You will need certified copies of the death certificate to carry out certain tasks after the death, such as arranging for the disposition of the body and transferring the deceased person’s property to inheritors. You may be able to file the death certificate and get certified copies the same day. If not, you will have to make a return trip to pick up the copies. Be prepared to pay a small fee for each copy.
After you have filed the death certificate, the local registrar will issue a burial-transit permit that allows you to move the body to prepare it for final disposition. (Wyoming Statutes § 35-1-420.) For example, if someone dies outside the home, you would need this authorization before bringing the body home for care.
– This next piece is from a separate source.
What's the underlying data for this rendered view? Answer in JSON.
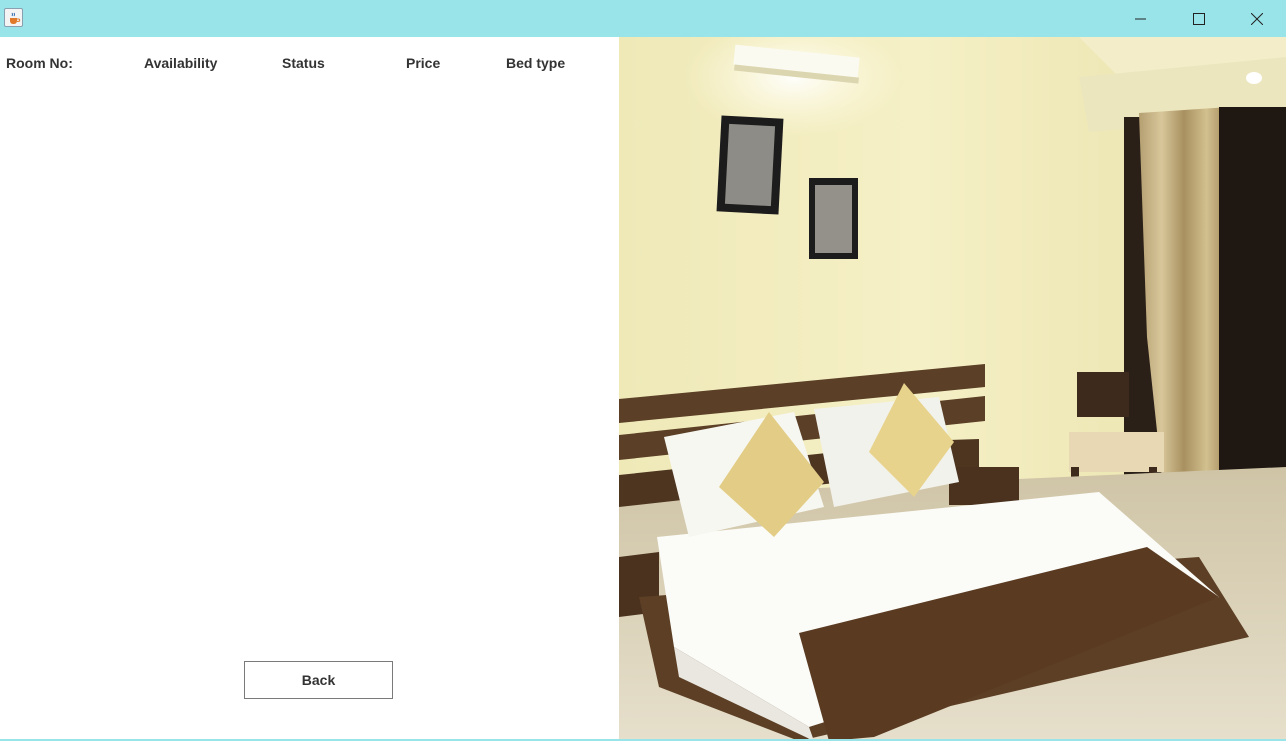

Or, if someone dies at home, this permission is necessary to move the body to a location away from home for burial or cremation.
There are no state laws in Wyoming prohibiting home burial, but local governments may have rules governing private burials. Before burying a body on private property or establishing a family cemetery, you should check with the county or town clerk for any zoning laws you must follow. You can most likely hold a home burial if you live in a rural area.
Some crematories require that you use a funeral director to arrange cremation. If you don’t want to use a funeral director, make sure the crematory is willing to accept the body directly from the family. In Wyoming, the burial-transit permit also authorizes cremation -- no additional permit is necessary. (Wyoming Statutes § 33-16-533.)
There is a required waiting period of 24 hours before cremation may occur, unless waived in writing by the coroner. (Wyoming Board of Embalming Regulations, Chapter 5 § 3.)
For more information about cremation, including information on scattering ashes, see Burial and Cremation Laws in Wyoming.
Even the most staunch home funeral advocates know that learning to care for one’s own dead can be difficult, especially during a time of grief. If you need help, there are people available to coach you through the process. You can find local guides, consultants, and other resources by visiting the National Home Funeral Alliance website. The book Final Rights, by Joshua Slocum and Lisa Carlson, also offers extensive information on the subject.